Do I still need a backup heat source?
Yes. In an Ontario winter, solar - thermal or PV - is an offset, not a guarantee, so the design always includes a backup: a combi or boiler, a heat pump, electric resistance, or a wood stove for the coldest, darkest stretches. Solar shrinks the fuel bill; the backup secures your comfort.
Can a solar radiant system run off-grid?
It can, but heating is a large, sustained winter load and the batteries to carry a heat pump through dark, cold spells are expensive. Most solar radiant homes in Ontario stay grid-tied: the panels offset consumption, the grid covers the gaps, and a conventional backup handles the coldest days. True off-grid leans hard on a tight, low-load envelope (ICF helps), generous storage, and an honest backup.
How much can solar offset my radiant heating fuel?
As a general planning figure, a well-sized solar system can offset on the order of 30% or more of the fuel a conventional forced-air system would burn - more in a tight, well-insulated home with good exposure, less in a leaky one or a poor solar site. The envelope and the backup do the rest, which is exactly why the heat-loss calculation comes first.
Is solar thermal or PV cheaper for radiant?
Solar thermal has lower equipment cost for the collector side but adds rooftop plumbing, a glycol loop, and a specialized tank.

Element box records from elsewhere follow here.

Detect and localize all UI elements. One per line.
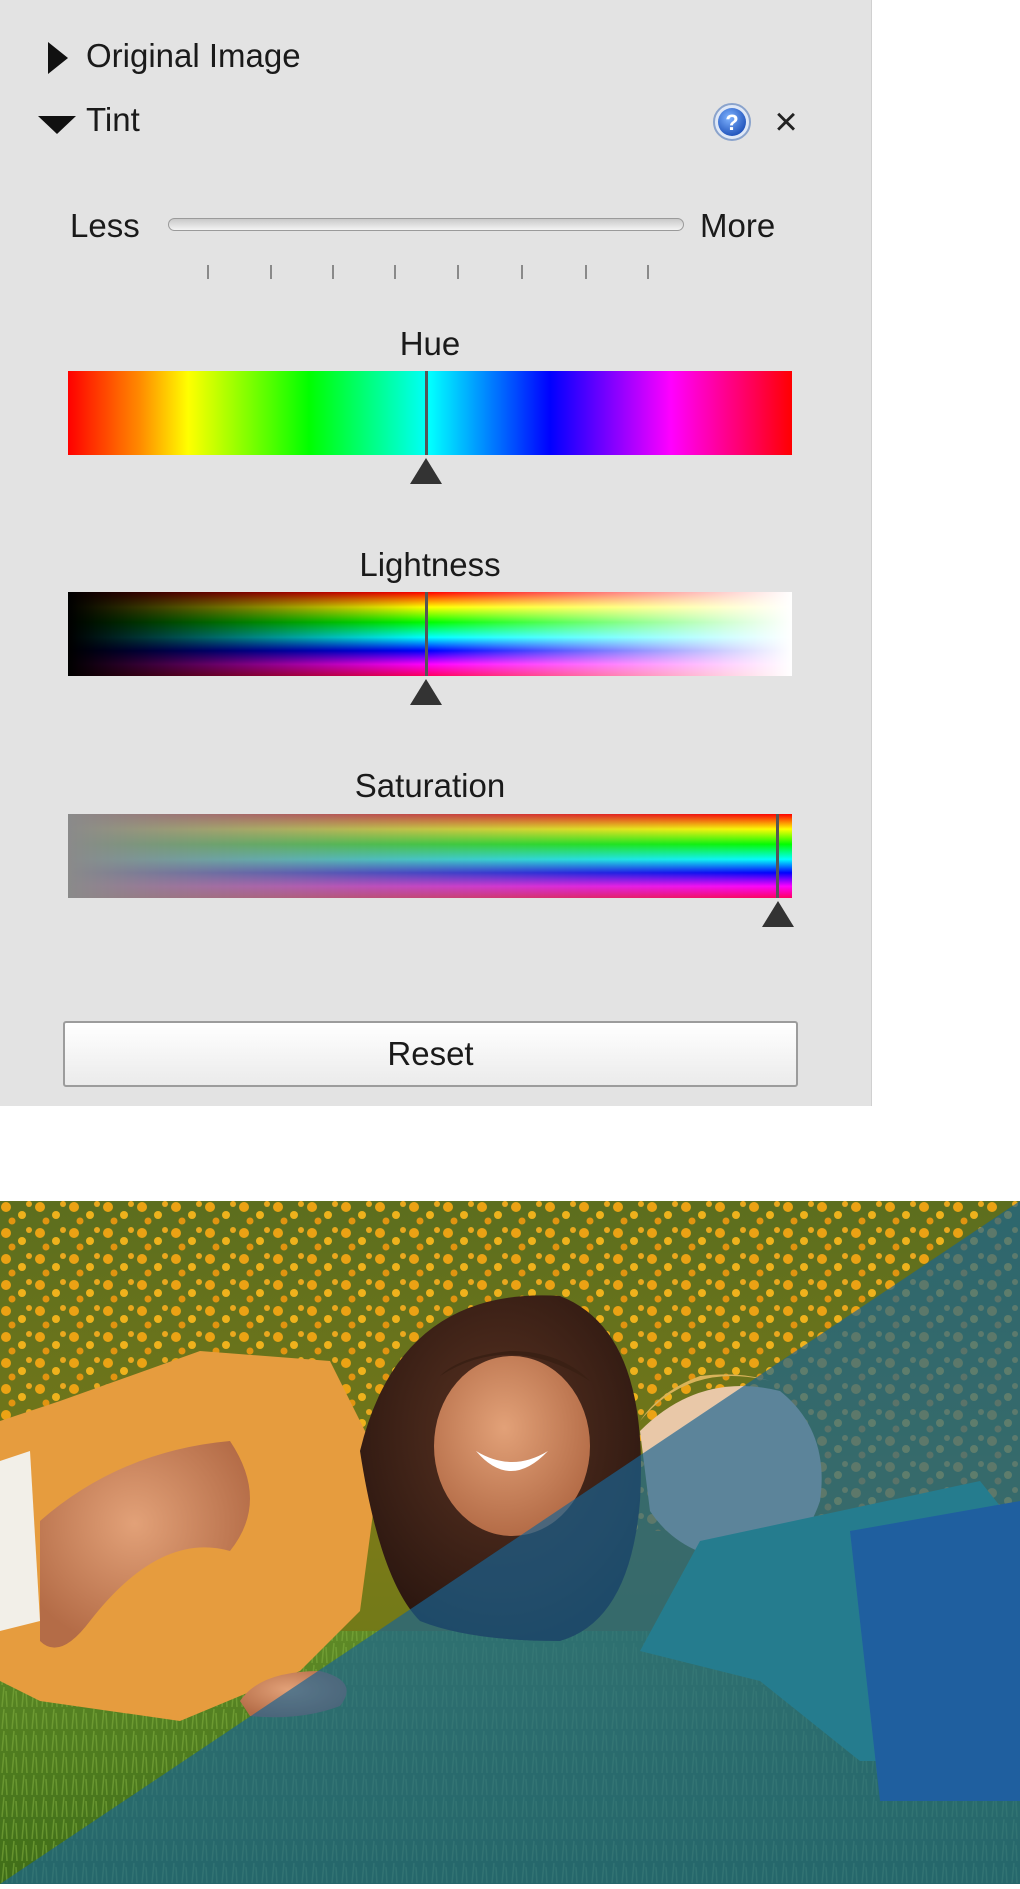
saturation-label: Saturation xyxy=(354,767,506,804)
less-label: Less xyxy=(70,207,140,244)
amount-slider[interactable] xyxy=(168,218,684,231)
svg-text:?: ? xyxy=(725,110,738,135)
hue-label: Hue xyxy=(399,325,461,362)
help-icon[interactable]: ? xyxy=(712,102,752,142)
slider-tick xyxy=(207,265,209,279)
lightness-label: Lightness xyxy=(359,546,501,583)
disclosure-collapsed-icon[interactable] xyxy=(48,42,68,74)
hue-marker-line xyxy=(424,371,428,455)
close-icon[interactable]: × xyxy=(766,100,806,144)
slider-tick xyxy=(585,265,587,279)
tint-panel: Original Image Tint ? × Less More Hue Li… xyxy=(0,0,872,1106)
hue-slider-thumb[interactable] xyxy=(410,458,442,484)
reset-button[interactable]: Reset xyxy=(63,1021,798,1087)
slider-tick xyxy=(647,265,649,279)
slider-tick xyxy=(521,265,523,279)
disclosure-expanded-icon[interactable] xyxy=(38,116,76,134)
slider-tick xyxy=(270,265,272,279)
lightness-bar[interactable] xyxy=(68,592,792,676)
slider-tick xyxy=(457,265,459,279)
saturation-slider-thumb[interactable] xyxy=(761,901,794,927)
saturation-marker-line xyxy=(776,814,780,898)
saturation-bar[interactable] xyxy=(68,814,792,898)
more-label: More xyxy=(700,207,776,244)
slider-tick xyxy=(332,265,334,279)
hue-bar[interactable] xyxy=(68,371,792,455)
original-image-label[interactable]: Original Image xyxy=(86,36,301,76)
tint-label[interactable]: Tint xyxy=(86,100,140,140)
slider-tick xyxy=(394,265,396,279)
preview-image xyxy=(0,1201,1020,1884)
lightness-slider-thumb[interactable] xyxy=(410,679,442,705)
lightness-marker-line xyxy=(424,592,428,676)
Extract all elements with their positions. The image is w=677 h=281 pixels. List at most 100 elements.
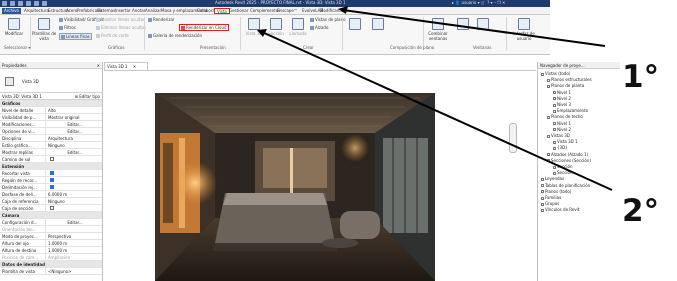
thin-lines-button[interactable]: Líneas finas [59,33,92,40]
browser-tree-item[interactable]: Nivel 2 [553,96,571,101]
property-value[interactable]: Ampliación [46,254,102,260]
browser-tree-item[interactable]: Nivel 2 [553,127,571,132]
property-checkbox-cell[interactable] [46,205,102,211]
browser-tree-item[interactable]: Vista 3D 1 [553,139,578,144]
checkbox-unchecked[interactable] [50,206,54,210]
browser-tree-item[interactable]: Nivel 1 [553,121,571,126]
browser-tree-item[interactable]: Nivel 3 [553,102,571,107]
property-category[interactable]: Cámara [0,212,102,219]
sheet-button[interactable] [345,18,365,31]
user-interface-button[interactable]: Interfaz de usuario [510,18,538,41]
tab-cc[interactable]: CC ▾ [336,8,349,14]
browser-tree-item[interactable]: Vistas 3D [547,133,570,138]
browser-item-label: {3D} [557,145,568,151]
property-value[interactable]: Perspectiva [46,233,102,239]
render-button[interactable]: Renderizar [148,17,175,22]
instance-selector[interactable]: Vista 3D: Vista 3D 1 ⊞ Editar tipo [0,93,102,100]
browser-tree-item[interactable]: Secciones (Sección) [547,158,591,163]
tab-archivo[interactable]: Archivo [2,8,21,14]
property-value[interactable]: 6.0000 m [46,191,102,197]
title-block-button[interactable] [368,18,388,31]
cut-profile-button[interactable]: Perfil de corte [96,33,129,38]
property-category[interactable]: Extensión [0,163,102,170]
tab-gestionar[interactable]: Gestionar [227,8,250,14]
browser-tree-item[interactable]: Planos estructurales [547,77,592,82]
checkbox-checked[interactable] [50,178,54,182]
property-value[interactable]: Alto [46,107,102,113]
property-value[interactable]: Mostrar original [46,114,102,120]
property-value[interactable]: Ninguno [46,198,102,204]
checkbox-unchecked[interactable] [50,157,54,161]
browser-tree-item[interactable]: Nivel 1 [553,90,571,95]
type-selector[interactable]: Vista 3D [0,69,102,93]
browser-tree-item[interactable]: Vistas (todo) [541,71,570,76]
browser-tree-item[interactable]: Leyendas [541,176,564,181]
browser-tree-item[interactable]: Familias [541,195,561,200]
switch-windows-icon [432,18,444,30]
navigation-bar[interactable] [509,123,517,153]
edit-button[interactable]: Editar... [46,149,102,155]
property-value[interactable] [46,226,102,232]
remove-hidden-lines-button[interactable]: Eliminar líneas ocultas [96,25,146,30]
render-in-cloud-button[interactable]: Renderizar en Cloud [179,24,229,31]
properties-grid: Gráficos Nivel de detalle Alto Visibilidad … [0,100,102,275]
title-bar-controls[interactable]: ▸ 👤 usuario ▾ 🛒 ? ▾ – ❐ ✕ [452,0,505,5]
property-checkbox-cell[interactable] [46,184,102,190]
property-category[interactable]: Datos de identidad [0,261,102,268]
edit-button[interactable]: Editar... [46,219,102,225]
tile-windows-button[interactable] [475,18,491,31]
property-value[interactable]: <Ninguno> [46,268,102,274]
browser-tree-item[interactable]: Planos de techo [547,114,583,119]
edit-button[interactable]: Editar... [46,121,102,127]
browser-tree-item[interactable]: Vínculos de Revit [541,207,579,212]
edit-button[interactable]: Editar... [46,128,102,134]
callout-button[interactable]: Llamada [288,18,308,36]
elevation-button[interactable]: Alzado [310,25,328,30]
switch-windows-button[interactable]: Combinar ventanas [425,18,451,41]
close-inactive-button[interactable] [455,18,471,31]
property-value[interactable]: 1.0000 m [46,240,102,246]
tab-enscape[interactable]: Enscape™ [275,8,300,14]
title-bar: Autodesk Revit 2025 - PROYECTO FINAL.rvt… [0,0,550,7]
show-hidden-lines-button[interactable]: Mostrar líneas ocultas [96,17,145,22]
modify-button[interactable]: Modificar [3,18,25,36]
edit-type-button[interactable]: ⊞ Editar tipo [75,93,100,100]
property-checkbox-cell[interactable] [46,177,102,183]
property-label: Región de recor... [0,177,46,183]
render-gallery-button[interactable]: Galería de renderización [148,33,202,38]
print-icon[interactable] [42,1,47,6]
browser-tree-item[interactable]: {3D} [553,145,568,150]
property-value[interactable]: 1.0000 m [46,247,102,253]
filters-button[interactable]: Filtros [59,25,76,30]
property-category[interactable]: Gráficos [0,100,102,107]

PV has dropped a lot in price and avoids roof plumbing, but you're also buying the heat pump. The cleaner comparison is total installed cost and what each does for you year-round - PV electricity offsets your whole bill, while solar-thermal heat mainly offsets heating and hot water. Get both priced on the same scope, and let your heat-loss number size them.
Note: general guidance for Ontario homeowners and builders, not a quote. Solar output and the right thermal-vs-PV choice depend on your roof, climate exposure, load, and heat-loss design.